Nothing is quite as heady as your first paycheck. The amount hardly matters. It’s yours. You earned it, and no one can tell you what to do with it. This feeling is quickly followed by the desire to spend. After day three, it’s gone, and the next one won’t come in for another eleven days if you’re paid bi-weekly as I was. Luckily, I was still living with my parents and didn’t need it to support myself. But it was harder to save for college, or anything else, than you ever imagined. Near impossible, in fact.
3. Don’t leave the old job until a new one is lined up.
I didn’t have much choice in finding a new job because the first was temporary, but I made the mistake of waiting until it ended to hunt a new one. That’s when I discovered opportunities can be few and far between. When that happens, you have to take what you can. For me it was stuffing owner’s manuals in boxes filled with lawn mowers. There was one bright spot in that job. It motivated me to keep up my pursuit of a college education.
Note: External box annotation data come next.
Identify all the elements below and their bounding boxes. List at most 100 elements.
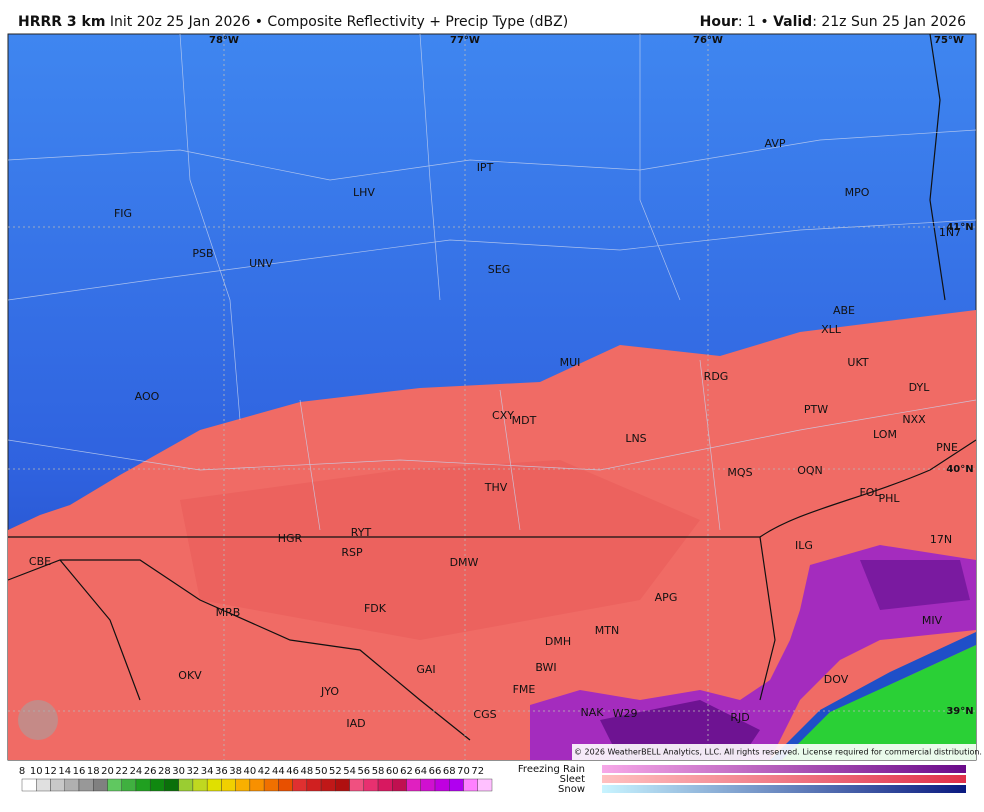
station-label: NXX bbox=[902, 413, 926, 426]
station-label: RSP bbox=[341, 546, 363, 559]
colorbar-swatch bbox=[349, 778, 365, 792]
hour: : 1 • bbox=[738, 14, 773, 30]
copyright: © 2026 WeatherBELL Analytics, LLC. All r… bbox=[574, 748, 982, 757]
colorbar-swatch bbox=[164, 778, 179, 792]
station-label: CBE bbox=[29, 555, 51, 568]
colorbar-swatch bbox=[135, 778, 151, 792]
map-area: © 2026 WeatherBELL Analytics, LLC. All r… bbox=[7, 33, 982, 761]
colorbar-tick: 20 bbox=[101, 766, 114, 777]
colorbar-tick: 14 bbox=[58, 766, 71, 777]
colorbar-tick: 70 bbox=[457, 766, 470, 777]
colorbar-tick: 24 bbox=[130, 766, 143, 777]
station-label: PTW bbox=[804, 403, 828, 416]
station-label: ABE bbox=[833, 304, 855, 317]
precip-type-label: Sleet bbox=[560, 774, 585, 785]
valid: Hour: 1 • Valid: 21z Sun 25 Jan 2026 bbox=[700, 14, 966, 30]
colorbar-swatch bbox=[363, 778, 379, 792]
station-label: MRB bbox=[216, 606, 241, 619]
colorbar-swatch bbox=[406, 778, 421, 792]
colorbar-swatch bbox=[107, 778, 122, 792]
colorbar-tick: 10 bbox=[30, 766, 43, 777]
station-label: FOL bbox=[859, 486, 881, 499]
station-label: IAD bbox=[346, 717, 365, 730]
colorbar-tick: 48 bbox=[300, 766, 313, 777]
model: HRRR 3 km Init 20z 25 Jan 2026 • Composi… bbox=[18, 14, 568, 30]
colorbar-tick: 8 bbox=[19, 766, 25, 777]
station-label: UKT bbox=[847, 356, 868, 369]
grid-label: 40°N bbox=[946, 464, 973, 475]
station-label: GAI bbox=[416, 663, 435, 676]
precip-type-label: Freezing Rain bbox=[518, 764, 585, 775]
station-label: HGR bbox=[278, 532, 303, 545]
colorbar-tick: 34 bbox=[201, 766, 214, 777]
colorbar-swatch bbox=[50, 778, 65, 792]
station-label: MQS bbox=[727, 466, 752, 479]
station-label: DMW bbox=[450, 556, 479, 569]
station-label: NAK bbox=[581, 706, 605, 719]
colorbar-swatch bbox=[121, 778, 137, 792]
colorbar-tick: 66 bbox=[429, 766, 442, 777]
colorbar-swatch bbox=[235, 778, 251, 792]
colorbar-swatch bbox=[335, 778, 350, 792]
colorbar-tick: 12 bbox=[44, 766, 57, 777]
colorbar-tick: 60 bbox=[386, 766, 399, 777]
colorbar-tick: 44 bbox=[272, 766, 285, 777]
station-label: PSB bbox=[192, 247, 213, 260]
colorbar-swatch bbox=[21, 778, 37, 792]
colorbar-tick: 30 bbox=[172, 766, 185, 777]
station-label: AOO bbox=[135, 390, 160, 403]
station-label: 1N7 bbox=[939, 226, 961, 239]
station-label: IPT bbox=[477, 161, 494, 174]
grid-label: 75°W bbox=[934, 35, 964, 46]
product: Init 20z 25 Jan 2026 • Composite Reflect… bbox=[105, 14, 568, 30]
colorbar-swatch bbox=[78, 778, 94, 792]
colorbar-tick: 42 bbox=[258, 766, 271, 777]
valid-label: Valid bbox=[773, 14, 812, 30]
colorbar-swatch bbox=[149, 778, 165, 792]
colorbar-swatch bbox=[377, 778, 393, 792]
station-label: OKV bbox=[178, 669, 202, 682]
station-label: DOV bbox=[824, 673, 849, 686]
colorbar-swatch bbox=[64, 778, 80, 792]
precip-type-label: Snow bbox=[558, 784, 585, 795]
station-label: MIV bbox=[922, 614, 943, 627]
station-label: FME bbox=[513, 683, 536, 696]
colorbar-tick: 32 bbox=[187, 766, 200, 777]
colorbar-tick: 38 bbox=[229, 766, 242, 777]
station-label: AVP bbox=[765, 137, 786, 150]
colorbar-swatch bbox=[449, 778, 464, 792]
station-label: XLL bbox=[821, 323, 842, 336]
colorbar-swatch bbox=[463, 778, 478, 792]
precip-type-bar bbox=[602, 765, 966, 773]
colorbar-tick: 36 bbox=[215, 766, 228, 777]
station-label: DMH bbox=[545, 635, 571, 648]
colorbar-tick: 50 bbox=[315, 766, 328, 777]
station-label: JYO bbox=[320, 685, 339, 698]
station-label: RJD bbox=[730, 711, 749, 724]
colorbar-tick: 58 bbox=[372, 766, 385, 777]
station-label: LHV bbox=[353, 186, 375, 199]
station-label: RYT bbox=[351, 526, 372, 539]
colorbar-tick: 18 bbox=[87, 766, 100, 777]
station-label: RDG bbox=[704, 370, 729, 383]
colorbar-swatch bbox=[420, 778, 436, 792]
colorbar-swatch bbox=[206, 778, 222, 792]
colorbar-tick: 56 bbox=[357, 766, 370, 777]
colorbar-tick: 22 bbox=[115, 766, 128, 777]
station-label: APG bbox=[655, 591, 678, 604]
colorbar-swatch bbox=[221, 778, 236, 792]
station-label: 17N bbox=[930, 533, 952, 546]
station-label: PHL bbox=[878, 492, 900, 505]
station-label: FIG bbox=[114, 207, 132, 220]
model-name: HRRR 3 km bbox=[18, 14, 105, 30]
grid-label: 41°N bbox=[946, 222, 973, 233]
colorbar-swatch bbox=[477, 778, 493, 792]
colorbar-tick: 68 bbox=[443, 766, 456, 777]
station-label: MUI bbox=[560, 356, 581, 369]
precip-type-bar bbox=[602, 785, 966, 793]
grid-label: 77°W bbox=[450, 35, 480, 46]
colorbar-swatch bbox=[434, 778, 450, 792]
station-label: PNE bbox=[936, 441, 958, 454]
colorbar-tick: 40 bbox=[244, 766, 257, 777]
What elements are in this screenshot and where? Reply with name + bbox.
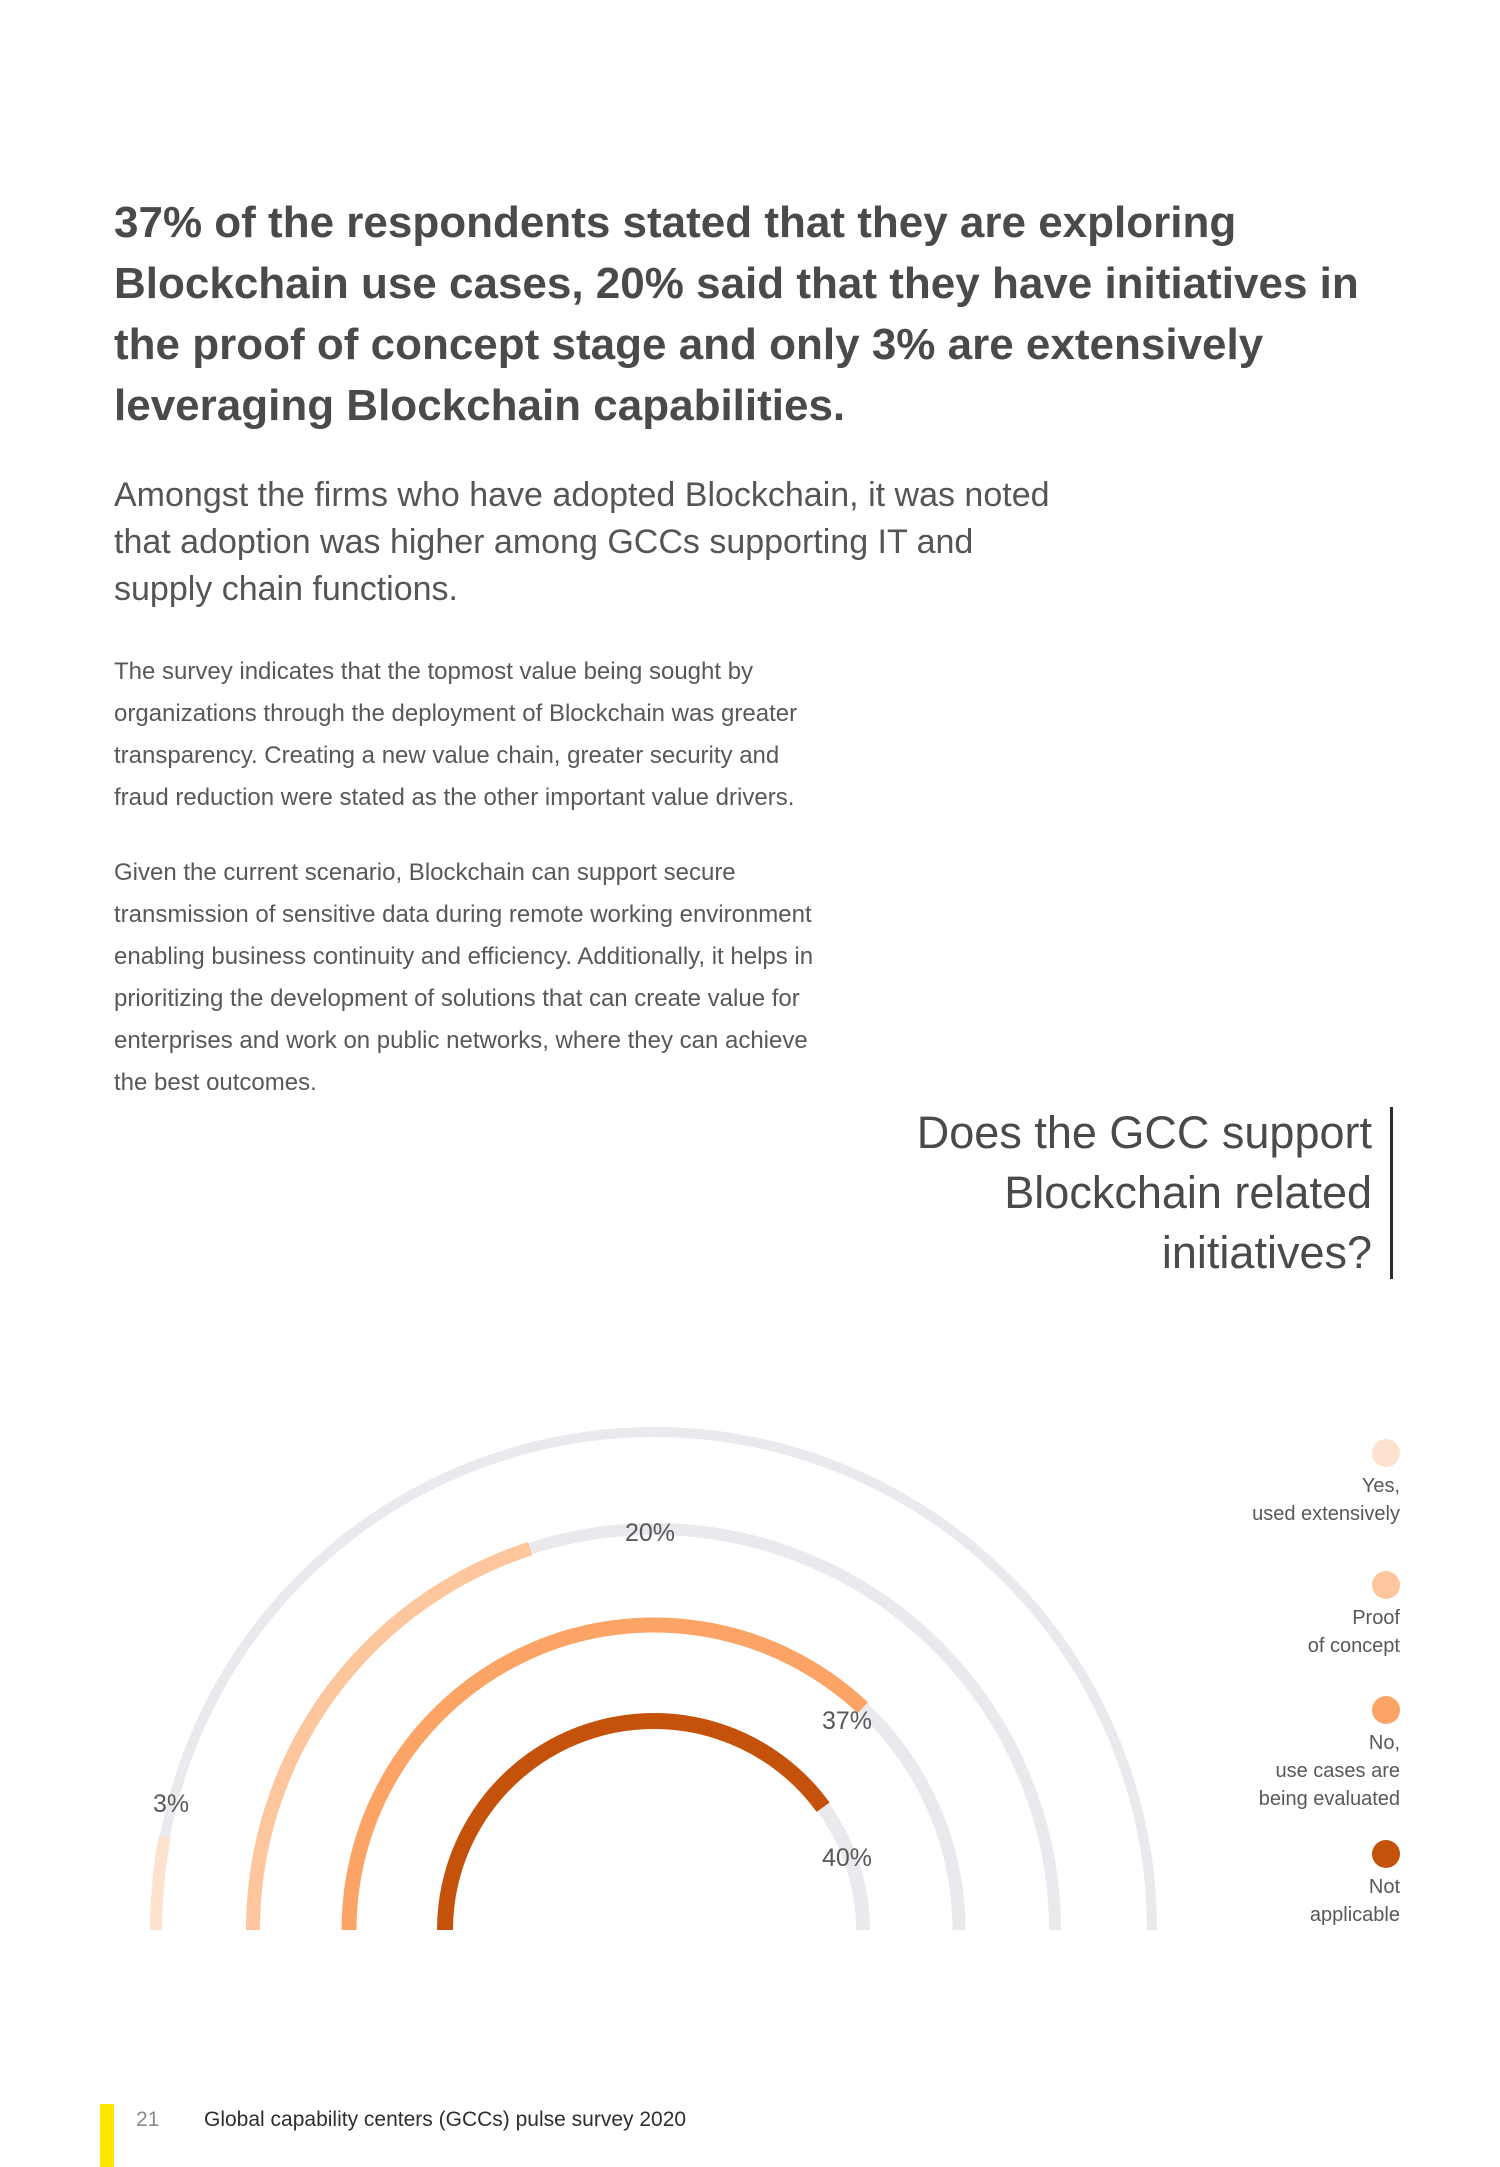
- data-label: 3%: [153, 1790, 189, 1818]
- data-label: 40%: [822, 1844, 872, 1872]
- body-paragraph: The survey indicates that the topmost va…: [114, 658, 798, 811]
- legend-label: Not applicable: [1310, 1873, 1400, 1929]
- chart-title-line: Blockchain related: [1004, 1167, 1372, 1218]
- chart-title-text: Does the GCC support Blockchain related in…: [917, 1103, 1372, 1283]
- footer-accent-bar: [100, 2104, 114, 2167]
- legend-label-line: being evaluated: [1258, 1788, 1400, 1810]
- headline: 37% of the respondents stated that they …: [114, 198, 1359, 430]
- legend-label-line: of concept: [1307, 1635, 1400, 1657]
- data-label: 20%: [625, 1519, 675, 1547]
- legend-label-line: Not: [1368, 1876, 1400, 1898]
- data-label: 37%: [822, 1707, 872, 1735]
- legend-label-line: used extensively: [1252, 1503, 1400, 1525]
- legend-swatch: [1372, 1571, 1400, 1599]
- legend-swatch: [1372, 1840, 1400, 1868]
- subheading: Amongst the firms who have adopted Block…: [114, 476, 1050, 608]
- legend-label-line: applicable: [1309, 1904, 1400, 1926]
- footer-title: Global capability centers (GCCs) pulse s…: [204, 2108, 687, 2131]
- legend-label-line: Proof: [1352, 1607, 1400, 1629]
- legend-label: No, use cases are being evaluated: [1259, 1729, 1400, 1813]
- legend-label-line: use cases are: [1275, 1760, 1400, 1782]
- title-accent-bar: [1390, 1107, 1393, 1279]
- text-column: 37% of the respondents stated that they …: [114, 192, 1404, 1104]
- legend-swatch: [1372, 1439, 1400, 1467]
- chart-title-line: Does the GCC support: [916, 1107, 1372, 1158]
- chart-title: Does the GCC support Blockchain related in…: [917, 1103, 1372, 1283]
- arc-track: [151, 1427, 1157, 1931]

4. Whatever the job, excel in it.
Before I finished college I got the opportunity for a permanent position at my dream employer, and they had a program for continuing education. Working and going to school is hard, but I soon learned that if I was to really progress, I’d have to excel in both. There’s no other way to stand out from the competition.
All of these lessons are obvious, but many people don’t learn them in their first job, or second, or… That’s one of the reasons seventy million people in this country are in debt. Many others don’t attempt to live on a budget. Yes the economy is bad, despite what economists say about recovering. But those who’ve learned these four lessons early in life are more likely to keep a job in economic hard times.
What other lessons can young people learn on their first job?